Reality is what remains after the acid wears off.

When I was tripping I thought I could fly and tried by running and flapping my arms from the ground, I ended up with a sprained ankle. My friend thought the same thing and tried to fly from the roof of a 12 story building, he didn't fare so well.

Are we trying to take off from the ground or the roof? Accepting failure and default is taking off from the ground. Re-inflating failed business practices is taking off from the roof and the results may be fatal.

When does the acid wear off for our fiat regime?

One scenario: 1980 type inflation and interest rates. Our Treasury now finances debt to the tune of $700 billion, with the Treasury bringing in $2,500 billion in revenue this year. I know of no historical patterns but when over half of your budget goes to financing your debt (1980 inflation) that seems a wake-up call.

Can we bump along like Japan for the next decade or two in a no-growth depressed economy? Hell would probably have a better feel for that.

Solution? Maybe a reversion to a 1954 type of tax code with income multiplied by ten: http://en.wikipedia.org/wiki/Internal_Revenue_Code_of_1954.

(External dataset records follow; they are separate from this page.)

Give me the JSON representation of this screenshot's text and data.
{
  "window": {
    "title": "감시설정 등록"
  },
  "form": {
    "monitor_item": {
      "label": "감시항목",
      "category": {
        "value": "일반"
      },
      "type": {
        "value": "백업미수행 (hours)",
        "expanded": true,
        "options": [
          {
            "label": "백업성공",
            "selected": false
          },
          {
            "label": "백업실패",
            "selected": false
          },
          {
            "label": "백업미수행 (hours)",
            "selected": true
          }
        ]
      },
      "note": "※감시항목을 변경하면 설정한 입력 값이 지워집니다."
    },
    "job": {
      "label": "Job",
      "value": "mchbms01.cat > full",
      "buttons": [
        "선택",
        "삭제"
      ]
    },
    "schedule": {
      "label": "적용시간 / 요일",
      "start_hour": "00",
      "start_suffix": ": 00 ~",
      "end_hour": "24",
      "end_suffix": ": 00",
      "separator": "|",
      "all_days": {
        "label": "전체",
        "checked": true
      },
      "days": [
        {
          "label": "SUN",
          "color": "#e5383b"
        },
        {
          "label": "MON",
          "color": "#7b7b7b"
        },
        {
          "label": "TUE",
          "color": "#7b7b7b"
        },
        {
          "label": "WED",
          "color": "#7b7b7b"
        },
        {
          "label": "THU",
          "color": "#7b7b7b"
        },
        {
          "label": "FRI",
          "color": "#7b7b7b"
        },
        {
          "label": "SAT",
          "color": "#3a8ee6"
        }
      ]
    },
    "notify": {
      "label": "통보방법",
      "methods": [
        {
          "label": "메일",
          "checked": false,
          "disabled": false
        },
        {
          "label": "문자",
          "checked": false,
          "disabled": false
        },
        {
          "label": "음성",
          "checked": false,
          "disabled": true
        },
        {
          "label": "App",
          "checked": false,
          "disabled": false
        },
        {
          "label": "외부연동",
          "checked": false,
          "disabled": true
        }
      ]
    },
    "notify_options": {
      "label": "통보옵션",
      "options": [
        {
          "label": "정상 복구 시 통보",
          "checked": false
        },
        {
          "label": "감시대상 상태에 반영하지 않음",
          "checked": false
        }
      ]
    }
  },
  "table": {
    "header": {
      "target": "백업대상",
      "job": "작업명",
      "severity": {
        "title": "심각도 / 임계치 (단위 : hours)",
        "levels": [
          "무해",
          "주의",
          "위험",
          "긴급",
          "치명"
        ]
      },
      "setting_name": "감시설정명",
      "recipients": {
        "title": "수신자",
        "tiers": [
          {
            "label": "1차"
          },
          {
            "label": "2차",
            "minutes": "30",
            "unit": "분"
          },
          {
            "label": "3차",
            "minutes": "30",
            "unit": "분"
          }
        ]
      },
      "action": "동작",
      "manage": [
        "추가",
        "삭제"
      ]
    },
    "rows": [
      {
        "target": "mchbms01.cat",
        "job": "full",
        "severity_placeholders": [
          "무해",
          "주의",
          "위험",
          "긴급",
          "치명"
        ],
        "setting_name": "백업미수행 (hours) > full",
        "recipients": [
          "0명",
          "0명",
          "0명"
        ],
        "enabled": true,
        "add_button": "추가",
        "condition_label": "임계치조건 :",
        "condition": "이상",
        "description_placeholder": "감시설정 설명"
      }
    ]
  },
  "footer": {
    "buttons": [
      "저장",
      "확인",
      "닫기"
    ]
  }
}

Lift the cap on the wage (social securit) tax, eliminate the capital gains tax advantage and incentivise business creation through tax credits that employ wage earners.

Anonymous said...

The problem with debt is the assumption (meme if you will), that it will always be paid back until it's not.

Let's be kind and redefine the word "loan". Let's just call it a "gift".

Italia will soon show up at our door with cup in hand.

Best regards,

Econolicious

Hellasious said...

The trick is that under a fiat currency regime debt is NEVER paid back, overall. It just keeps expanding because that's what constitutes money supply.

Hence, if we want to establish Sustainability as our economic model (as opposed to Permagrowth) we absolutely need to sharply revise our attitudes for debt/money supply.

The more I think about it, the Debt Bubble was Permagrowth's last hubris.

Debra said...

Edwardo showed me through the door of this cool site called "Econosophy and other musings".
Toby has a piece on fiat currency NOT fueled by debt.
It sounds interesting to me, a neophyte.
Here's the address :

http://thdrussell.blogspot.com/2010/04/modern-monetary-theory-shiny-new-and.html

Toby writes.. longer posts than I.. That's something. But he SOUNDS like he's thinking and knows what he's talking about. An historian to boot.

getyourselfconnected said...

I'm sorry, did you not get the memo on debt? As long as it short term, say 50 or so years long, its all additive to GDP. Just spend and the rest will work itself out, per Keynesian mantra. Get a clue!